The pipeline acquired from Gestamp constitutes 10 projects, six of which Solar Frontier said already had power purchase agreements and would be completed by the end of 2016.
Pimentel said the deal would effectively see the two companies come together as a vertically integrated player, with Gestamp’s development team joining up with Solar Frontier to execute the projects they have already been working on through the development phase.
“In the US there was a consensus that we, Solar Frontier, and anyone in the US would compete much more effectively if we’re vertically integrated. They're not vertically integrated, and we weren't vertically either. There was a belief by both parties that a vertically integrated company is going to be much more competitive.”
Pimentel said Gestamp was already familiar with Solar Frontier’s CIS modules, having worked with the Japanese company to evaluate the long-term performance of its equipment.
He said Solar Frontier had been encouraged to make its first big play outside of its Japan stronghold partly because of the growing confidence it had in the performance of its modules versus crystalline silicon counterparts.
“The efficiency is lower, but the performance is higher in terms of kilowatt-hours per kilowatt-peak installed.
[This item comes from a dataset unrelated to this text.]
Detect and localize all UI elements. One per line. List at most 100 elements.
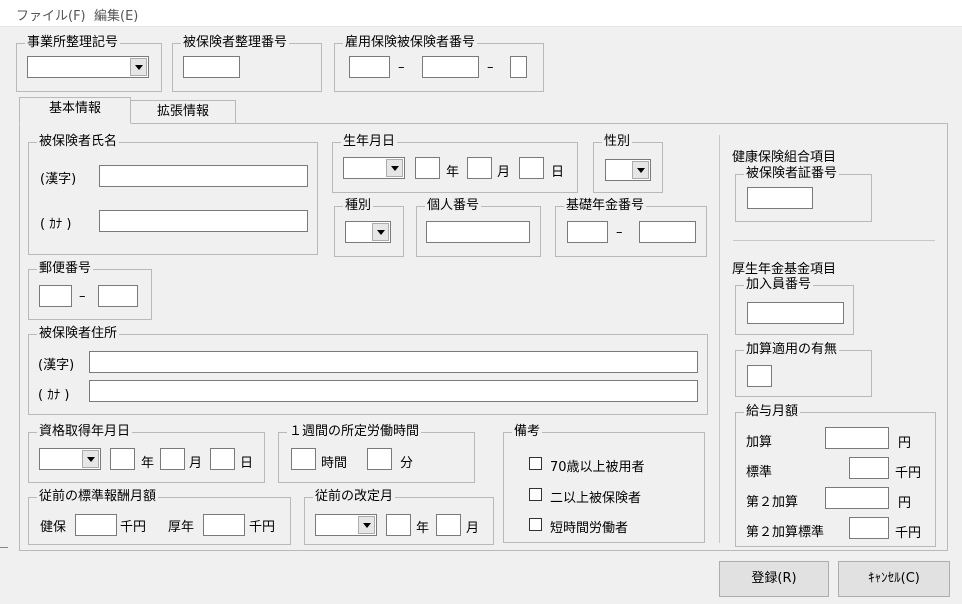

And so the way the discussion goes with our clients typically revolves around what's the added performance [from our modules] versus a typical crystalline module; most of the crystalline modules create the same kWh or MWh at the end of the year. With ours, you'll typically see anywhere from 3-8% more depending on the location.
“We're confident of our returns and we're beginning to see some daylight at the end of the tunnel for the long-term investors to concur with that anticipated over-production and so we see the returns being higher for our module, which gave us the impetus to go ahead and do this move downstream in the US first.”
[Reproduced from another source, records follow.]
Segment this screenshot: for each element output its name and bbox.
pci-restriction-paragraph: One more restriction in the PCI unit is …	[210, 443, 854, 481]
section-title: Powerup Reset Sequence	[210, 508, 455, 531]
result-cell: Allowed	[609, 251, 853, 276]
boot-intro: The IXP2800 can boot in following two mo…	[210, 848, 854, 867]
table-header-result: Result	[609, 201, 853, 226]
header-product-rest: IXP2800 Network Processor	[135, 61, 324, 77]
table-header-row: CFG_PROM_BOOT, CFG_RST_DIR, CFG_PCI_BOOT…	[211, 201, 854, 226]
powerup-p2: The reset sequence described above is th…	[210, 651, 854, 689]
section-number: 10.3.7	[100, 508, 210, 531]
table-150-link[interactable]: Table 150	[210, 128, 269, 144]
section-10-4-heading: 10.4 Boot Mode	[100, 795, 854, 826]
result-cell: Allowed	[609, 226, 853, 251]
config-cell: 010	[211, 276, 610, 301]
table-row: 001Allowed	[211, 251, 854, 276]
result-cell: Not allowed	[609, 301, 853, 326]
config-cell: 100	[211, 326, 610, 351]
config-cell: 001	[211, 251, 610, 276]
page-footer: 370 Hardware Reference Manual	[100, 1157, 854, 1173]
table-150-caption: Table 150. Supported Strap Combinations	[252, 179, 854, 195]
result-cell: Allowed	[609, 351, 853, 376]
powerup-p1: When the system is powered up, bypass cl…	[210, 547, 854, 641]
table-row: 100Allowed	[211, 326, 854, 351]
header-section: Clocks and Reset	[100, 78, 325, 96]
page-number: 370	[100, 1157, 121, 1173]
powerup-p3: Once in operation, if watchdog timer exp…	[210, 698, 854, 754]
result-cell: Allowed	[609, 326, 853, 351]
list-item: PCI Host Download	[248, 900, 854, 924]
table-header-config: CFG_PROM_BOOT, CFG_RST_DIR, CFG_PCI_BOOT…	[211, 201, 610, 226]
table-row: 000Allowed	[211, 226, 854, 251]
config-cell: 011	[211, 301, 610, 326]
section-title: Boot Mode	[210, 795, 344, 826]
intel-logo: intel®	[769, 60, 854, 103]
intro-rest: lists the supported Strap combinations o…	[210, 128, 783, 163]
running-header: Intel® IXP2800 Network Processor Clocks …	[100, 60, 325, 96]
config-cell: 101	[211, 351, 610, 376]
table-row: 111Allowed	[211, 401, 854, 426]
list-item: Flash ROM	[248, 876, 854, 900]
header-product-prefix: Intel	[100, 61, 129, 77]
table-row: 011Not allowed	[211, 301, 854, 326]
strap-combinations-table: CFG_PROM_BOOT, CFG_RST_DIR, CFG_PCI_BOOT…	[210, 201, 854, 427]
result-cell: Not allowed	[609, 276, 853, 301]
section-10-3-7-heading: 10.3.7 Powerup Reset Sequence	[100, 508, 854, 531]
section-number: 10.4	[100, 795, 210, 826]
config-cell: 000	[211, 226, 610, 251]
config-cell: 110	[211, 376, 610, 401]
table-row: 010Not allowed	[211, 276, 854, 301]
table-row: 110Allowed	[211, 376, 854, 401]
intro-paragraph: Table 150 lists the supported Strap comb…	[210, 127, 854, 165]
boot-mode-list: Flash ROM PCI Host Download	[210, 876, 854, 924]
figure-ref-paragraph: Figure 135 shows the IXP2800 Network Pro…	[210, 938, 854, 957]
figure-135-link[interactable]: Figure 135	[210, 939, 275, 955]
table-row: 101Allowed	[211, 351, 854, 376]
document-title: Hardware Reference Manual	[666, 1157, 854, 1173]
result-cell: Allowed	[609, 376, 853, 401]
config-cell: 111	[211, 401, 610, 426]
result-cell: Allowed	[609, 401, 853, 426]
Pimentel said the deal with Gestamp was “absolutely just the starting point for our expansion into North America and ultimately into the Americas”. He continued: “This is a modest start, but if you know anything about Solar Frontier, this is consistent with the way we approach business all over the world. We don't go out and purchase gigawatt pipelines; we approach from a calculated standpoint and we make our moves very carefully so as not to add undue risk.”
After the US, Pimentel said Solar Frontier had its eye on markets in Central and Latin America, including Mexico.
“As far as our approach into 2016 and 17 goes, we hold a lot of promise for Central and Latin America. And we think our module has an enormous amount of benefit that can be brought to those markets because of its performance in such high irradiance arenas.”
Solar Frontier has already mooted plans to build a new fab for its modules in the US. Pimentel said that project was still at a feasibility stage, with a final decision on that depending on how much “commercial traction” the company could create in finding “off-take” for its modules in the US and beyond.